The Virginia Department of Health reports more than half of all COVID-19 outbreaks in Virginia are in long-term care facilities, highlighting infection control challenges in nursing homes and deadly threats to a vulnerable population.
EVMS Infectious Disease Specialist Dr. Edward Oldfield calls it a perfect storm: older residents are more susceptible to coronavirus and transmission rates are high in assisted living facilities.
“It’s just an extraordinarily difficult situation with a very high-risk population," Oldfield said.
VDH reports 98 out of a total of 176 outbreaks have started in long-term care facilities, with 1,009 cases and 80 deaths as of Friday, April 24.
Even with long-term care facilities isolating, the virus is still getting in.
"I think it's almost unpreventable," Oldfield said. "When it gets in there people die, so it's very visible."
Oldfield understands the pain of family members barred from visiting their loved ones; he said his mother will turn 101 in June and he hasn't been able to see her for over a month.
“To save their life, that’s what you have to do," he said.
Oldfield believes nursing homes and assisted living facilities will need to keep isolation protocol longer than the rest of the community, once cases start to drop.
“I think they’ll still have to continue isolation because it’s just so dangerous to have something come in," he said.
State inspectors cited 35 percent of Virginia nursing homes with infection control violations in 2019, before the coronavirus pandemic arrived.
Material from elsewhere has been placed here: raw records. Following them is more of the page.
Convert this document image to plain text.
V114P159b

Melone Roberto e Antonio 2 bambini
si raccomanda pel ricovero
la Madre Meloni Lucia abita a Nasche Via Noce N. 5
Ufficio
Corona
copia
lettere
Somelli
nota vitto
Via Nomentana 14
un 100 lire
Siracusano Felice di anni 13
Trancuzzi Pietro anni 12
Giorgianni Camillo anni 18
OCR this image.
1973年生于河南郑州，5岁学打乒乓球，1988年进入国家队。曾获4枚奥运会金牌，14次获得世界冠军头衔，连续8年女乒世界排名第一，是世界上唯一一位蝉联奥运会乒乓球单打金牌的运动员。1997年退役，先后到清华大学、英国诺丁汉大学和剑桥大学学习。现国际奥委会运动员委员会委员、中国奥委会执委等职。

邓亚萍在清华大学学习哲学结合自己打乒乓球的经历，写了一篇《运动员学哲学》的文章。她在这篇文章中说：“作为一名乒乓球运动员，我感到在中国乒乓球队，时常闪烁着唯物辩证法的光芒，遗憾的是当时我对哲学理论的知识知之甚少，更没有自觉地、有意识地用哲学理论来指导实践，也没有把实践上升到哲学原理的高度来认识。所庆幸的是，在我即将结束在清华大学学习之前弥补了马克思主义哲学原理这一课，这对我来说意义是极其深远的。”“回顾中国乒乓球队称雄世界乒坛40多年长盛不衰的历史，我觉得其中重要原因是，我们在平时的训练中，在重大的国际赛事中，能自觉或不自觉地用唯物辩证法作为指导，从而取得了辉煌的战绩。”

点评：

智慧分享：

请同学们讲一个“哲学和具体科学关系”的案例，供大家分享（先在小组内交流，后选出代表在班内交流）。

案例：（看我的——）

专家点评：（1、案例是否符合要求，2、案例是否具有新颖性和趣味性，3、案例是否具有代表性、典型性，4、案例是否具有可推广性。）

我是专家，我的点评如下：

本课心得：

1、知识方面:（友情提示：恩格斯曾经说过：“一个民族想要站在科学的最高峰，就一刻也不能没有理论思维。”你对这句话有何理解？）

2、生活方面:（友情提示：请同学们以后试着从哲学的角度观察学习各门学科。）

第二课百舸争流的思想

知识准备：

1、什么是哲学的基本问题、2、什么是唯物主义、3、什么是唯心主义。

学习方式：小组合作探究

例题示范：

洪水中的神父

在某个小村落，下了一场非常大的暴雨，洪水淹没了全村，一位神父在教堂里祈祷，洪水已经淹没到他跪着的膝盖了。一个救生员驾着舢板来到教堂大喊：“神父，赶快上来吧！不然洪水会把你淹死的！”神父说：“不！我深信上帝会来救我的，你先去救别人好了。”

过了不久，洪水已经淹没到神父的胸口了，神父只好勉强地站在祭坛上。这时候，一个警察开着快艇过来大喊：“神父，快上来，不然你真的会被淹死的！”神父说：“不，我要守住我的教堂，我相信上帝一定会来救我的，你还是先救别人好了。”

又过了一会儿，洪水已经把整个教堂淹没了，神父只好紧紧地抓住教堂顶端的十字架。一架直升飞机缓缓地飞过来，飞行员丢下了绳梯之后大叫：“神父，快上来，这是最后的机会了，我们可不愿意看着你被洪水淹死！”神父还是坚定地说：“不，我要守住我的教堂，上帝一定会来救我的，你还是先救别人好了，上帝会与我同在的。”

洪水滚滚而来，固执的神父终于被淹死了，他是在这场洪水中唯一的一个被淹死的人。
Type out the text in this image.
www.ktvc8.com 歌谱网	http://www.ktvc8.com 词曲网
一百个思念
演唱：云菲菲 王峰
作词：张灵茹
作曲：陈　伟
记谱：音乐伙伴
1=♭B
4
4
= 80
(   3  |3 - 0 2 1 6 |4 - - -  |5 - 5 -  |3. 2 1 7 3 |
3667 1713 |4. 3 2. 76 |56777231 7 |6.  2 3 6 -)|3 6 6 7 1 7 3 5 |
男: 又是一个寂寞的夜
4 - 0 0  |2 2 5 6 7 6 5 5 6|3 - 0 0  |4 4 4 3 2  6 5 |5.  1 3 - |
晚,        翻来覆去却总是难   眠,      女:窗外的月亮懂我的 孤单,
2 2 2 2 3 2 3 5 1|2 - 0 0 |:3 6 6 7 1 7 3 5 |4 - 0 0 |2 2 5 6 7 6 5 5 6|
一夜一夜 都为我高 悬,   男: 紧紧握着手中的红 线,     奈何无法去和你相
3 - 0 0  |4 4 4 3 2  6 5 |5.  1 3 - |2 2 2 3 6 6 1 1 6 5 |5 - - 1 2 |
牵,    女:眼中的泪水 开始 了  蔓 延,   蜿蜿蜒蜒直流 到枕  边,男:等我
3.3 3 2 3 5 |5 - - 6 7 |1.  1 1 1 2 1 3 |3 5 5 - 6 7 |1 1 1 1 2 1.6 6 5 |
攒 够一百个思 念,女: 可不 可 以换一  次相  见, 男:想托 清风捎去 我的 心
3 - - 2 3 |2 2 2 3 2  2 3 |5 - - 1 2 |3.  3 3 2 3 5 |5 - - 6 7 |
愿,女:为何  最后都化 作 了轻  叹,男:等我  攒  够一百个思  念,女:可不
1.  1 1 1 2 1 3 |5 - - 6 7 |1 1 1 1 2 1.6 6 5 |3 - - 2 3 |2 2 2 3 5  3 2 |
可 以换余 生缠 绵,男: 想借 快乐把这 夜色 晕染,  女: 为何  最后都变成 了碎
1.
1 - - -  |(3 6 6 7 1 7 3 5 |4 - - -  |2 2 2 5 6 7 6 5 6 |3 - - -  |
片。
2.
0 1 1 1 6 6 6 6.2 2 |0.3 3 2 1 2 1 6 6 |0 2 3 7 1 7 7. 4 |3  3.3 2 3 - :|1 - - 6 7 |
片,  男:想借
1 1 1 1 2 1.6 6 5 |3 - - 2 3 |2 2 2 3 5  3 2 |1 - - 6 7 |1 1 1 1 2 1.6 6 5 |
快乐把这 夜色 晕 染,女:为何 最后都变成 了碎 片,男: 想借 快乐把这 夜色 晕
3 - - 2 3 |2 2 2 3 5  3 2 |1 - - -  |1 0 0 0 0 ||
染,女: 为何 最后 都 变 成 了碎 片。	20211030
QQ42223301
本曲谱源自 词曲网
Oldfield said this is an example of how difficult it is to control the spread of disease in nursing home environments.
He said the biggest help would be routine testing of care facility staff members to prevent asymptomatic transmission, but tests are still severely limited.
“Testing is crucial to opening the economy, protecting nursing home residents... it’s really what the game is all about and we’re absolutely deficient," Oldfield said.